NH+C Chief Operating Officer Jerry Ehn presented last month’s financial report Thursday during a Hospital Board meeting.
To combat that loss, the hospital recognized $1.4 million in other revenue from federal COVID-19 grants. NH+C did make $1.6 million in investment gains.
Net operating revenue was more than $2 million under budget, while gross revenue was $8.7 million under. Operating expenses were $719,000 under budget, while salaries were $104,000 under. Supplies were $282,000 under, while other expenses were $147,000 under budget.
Last month, nursing homes, hospice visits and births were over budget. At the same time, inpatient days, outpatient services, clinic, Emergency Department visits, surgery and endometrial procedures were all significantly under budget.
NH+C has instituted salary reductions for leaders during the pandemic, which is expected to continue due to the revenue losses.
The health system has received approximately $8 million from state and federal grants during COVID-19.
COVID-19 worries have kept patients away from doctors’ offices across the country and forced the postponement and cancellation of non-urgent surgeries. The pandemic also has shut down large portions of the economy, leaving many would-be patients without insurance or in a financial pinch that’s led many to curb spending.
NH+C CEO and President Steve Underdahl noted Thursday that ICU bed use has been teetering at record highs, hovering around 240. He expressed concern over people sometimes disregarding social distancing to have parties and other events, which has been recommended to help stop the spread of the novel coronavirus.
To Underdahl, COVID-19 remains a public health danger and officials need to be able to open or dial back the economy to address the crisis as circumstances dictate. He expressed concern, however, that as businesses and society continue to reopen, people will be less willing to have restrictions reinstated.
Northfield Hospital and Clinics is slowly reopening its facilities as patients express varying comfort levels with undergoing surgery. Faribault, Lonsdale and Lakeville clinics have all either opened, reinstated their former schedules or are expected to in the coming weeks. The Express Clinic remains closed. The Lonsdale clinic is set to open in late June.
Underdahl said despite anxiety from some that NH+C won’t survive the pandemic, he expects it will.
“We will have a really crummy 2020, but we are in really good shape from a macro perspective to survive and thrive in the future,” Underdahl said.
Health care provided the biggest drag on the U.S. economy in the first quarter of this year. Spending on care fell at an annual rate of 18%, the largest drop for that sector going back to 1959. Economists point to hospital systems, a key driver of the sector’s performance, as a big reason behind the drag from COVID-19, which initially hit some parts of the sector more intensely than others.

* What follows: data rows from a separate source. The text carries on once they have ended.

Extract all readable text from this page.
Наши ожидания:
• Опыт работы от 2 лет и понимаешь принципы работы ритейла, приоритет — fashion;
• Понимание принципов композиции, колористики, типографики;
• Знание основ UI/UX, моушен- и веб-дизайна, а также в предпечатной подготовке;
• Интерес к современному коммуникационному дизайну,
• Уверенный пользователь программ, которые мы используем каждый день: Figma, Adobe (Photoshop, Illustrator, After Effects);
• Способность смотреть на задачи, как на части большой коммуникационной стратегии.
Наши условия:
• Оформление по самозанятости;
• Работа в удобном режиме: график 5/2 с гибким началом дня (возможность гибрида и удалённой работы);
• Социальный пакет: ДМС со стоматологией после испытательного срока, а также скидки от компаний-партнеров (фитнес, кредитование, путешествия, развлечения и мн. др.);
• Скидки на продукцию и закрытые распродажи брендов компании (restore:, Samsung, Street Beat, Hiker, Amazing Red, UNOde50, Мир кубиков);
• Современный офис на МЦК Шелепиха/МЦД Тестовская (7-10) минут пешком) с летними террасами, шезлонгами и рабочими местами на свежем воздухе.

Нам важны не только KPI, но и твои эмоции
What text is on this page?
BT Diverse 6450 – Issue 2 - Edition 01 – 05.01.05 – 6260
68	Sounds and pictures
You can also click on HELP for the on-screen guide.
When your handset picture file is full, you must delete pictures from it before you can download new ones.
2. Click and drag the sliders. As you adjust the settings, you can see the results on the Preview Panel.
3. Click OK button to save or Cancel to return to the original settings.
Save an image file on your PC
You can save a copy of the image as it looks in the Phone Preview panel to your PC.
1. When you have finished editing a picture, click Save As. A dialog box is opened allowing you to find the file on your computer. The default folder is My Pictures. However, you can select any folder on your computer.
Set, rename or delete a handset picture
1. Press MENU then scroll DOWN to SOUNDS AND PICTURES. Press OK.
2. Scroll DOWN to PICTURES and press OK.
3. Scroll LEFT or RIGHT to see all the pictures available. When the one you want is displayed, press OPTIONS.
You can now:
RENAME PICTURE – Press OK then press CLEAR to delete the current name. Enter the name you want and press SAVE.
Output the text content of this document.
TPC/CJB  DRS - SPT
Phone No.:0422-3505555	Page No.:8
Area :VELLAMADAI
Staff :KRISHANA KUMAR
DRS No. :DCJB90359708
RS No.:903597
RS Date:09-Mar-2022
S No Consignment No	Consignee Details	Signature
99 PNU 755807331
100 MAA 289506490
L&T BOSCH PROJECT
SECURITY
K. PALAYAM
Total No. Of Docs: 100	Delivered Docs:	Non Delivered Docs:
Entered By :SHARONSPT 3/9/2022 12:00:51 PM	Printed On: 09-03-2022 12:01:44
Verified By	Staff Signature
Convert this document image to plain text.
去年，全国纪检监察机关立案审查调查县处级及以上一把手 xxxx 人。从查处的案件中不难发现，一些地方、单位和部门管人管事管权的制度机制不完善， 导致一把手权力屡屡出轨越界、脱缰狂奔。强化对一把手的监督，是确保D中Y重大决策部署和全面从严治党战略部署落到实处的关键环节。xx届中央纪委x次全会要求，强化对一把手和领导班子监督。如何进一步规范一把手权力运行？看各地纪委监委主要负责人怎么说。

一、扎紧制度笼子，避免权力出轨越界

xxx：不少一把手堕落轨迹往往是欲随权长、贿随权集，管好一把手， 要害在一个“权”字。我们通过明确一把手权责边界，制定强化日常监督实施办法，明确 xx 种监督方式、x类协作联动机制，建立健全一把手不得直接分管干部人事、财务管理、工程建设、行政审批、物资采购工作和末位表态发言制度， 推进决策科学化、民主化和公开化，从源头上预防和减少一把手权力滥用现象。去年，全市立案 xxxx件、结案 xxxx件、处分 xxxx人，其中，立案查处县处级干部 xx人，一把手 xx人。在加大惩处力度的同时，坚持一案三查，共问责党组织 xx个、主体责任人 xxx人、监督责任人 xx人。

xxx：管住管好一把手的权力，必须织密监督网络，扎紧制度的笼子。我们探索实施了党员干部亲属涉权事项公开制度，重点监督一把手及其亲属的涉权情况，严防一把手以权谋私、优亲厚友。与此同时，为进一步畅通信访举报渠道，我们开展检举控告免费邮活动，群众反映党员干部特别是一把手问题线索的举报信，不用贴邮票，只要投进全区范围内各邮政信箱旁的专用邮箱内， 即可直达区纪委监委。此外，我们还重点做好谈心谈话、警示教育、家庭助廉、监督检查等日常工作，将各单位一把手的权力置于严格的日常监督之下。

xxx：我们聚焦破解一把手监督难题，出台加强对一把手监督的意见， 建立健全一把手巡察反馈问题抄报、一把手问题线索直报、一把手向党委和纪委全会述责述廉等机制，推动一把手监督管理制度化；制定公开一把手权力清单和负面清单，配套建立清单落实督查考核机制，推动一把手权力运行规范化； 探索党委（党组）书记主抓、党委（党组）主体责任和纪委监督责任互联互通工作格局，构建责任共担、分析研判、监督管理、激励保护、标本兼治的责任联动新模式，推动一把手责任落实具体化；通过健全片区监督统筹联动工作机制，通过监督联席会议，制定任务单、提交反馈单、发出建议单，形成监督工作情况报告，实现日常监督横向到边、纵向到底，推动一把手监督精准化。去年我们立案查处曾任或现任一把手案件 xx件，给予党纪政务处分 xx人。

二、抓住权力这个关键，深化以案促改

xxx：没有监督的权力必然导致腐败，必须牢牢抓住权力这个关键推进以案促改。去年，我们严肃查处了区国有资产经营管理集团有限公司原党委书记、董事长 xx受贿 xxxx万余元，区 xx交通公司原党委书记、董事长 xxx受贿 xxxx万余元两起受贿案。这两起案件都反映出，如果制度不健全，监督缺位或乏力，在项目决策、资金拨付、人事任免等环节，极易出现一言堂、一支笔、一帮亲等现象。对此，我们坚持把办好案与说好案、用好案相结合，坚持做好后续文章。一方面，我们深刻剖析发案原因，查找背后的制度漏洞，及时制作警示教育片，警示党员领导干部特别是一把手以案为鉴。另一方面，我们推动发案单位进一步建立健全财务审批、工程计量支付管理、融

The nation’s largest hospital chain, HCA Healthcare, said its hospital-based outpatient surgery totals for last month were down about 70% through late April.
In many cases, hospitals that lose those profitable surgeries are gaining COVID-19 patients — and losing money in doing so. Those patients may require hospitals to expand intensive care units, spend more on infection control and stock up on gowns and masks, among other items. The American Hospital Association estimated in a recent report that the nation’s hospitals and health systems will collectively lose more than $36 billion from March to June due to treating hospitalized COVID-19 patients.
When adding factors like lost revenue from postponed surgeries, the total balloons to more than $200 billion, said the association. Congress has set aside about $175 billion so far to help hospitals and other care providers, but the hospital association says more assistance is needed.
“We’re facing perhaps the biggest financial crisis in our history,” association CEO and president Rick Pollack said.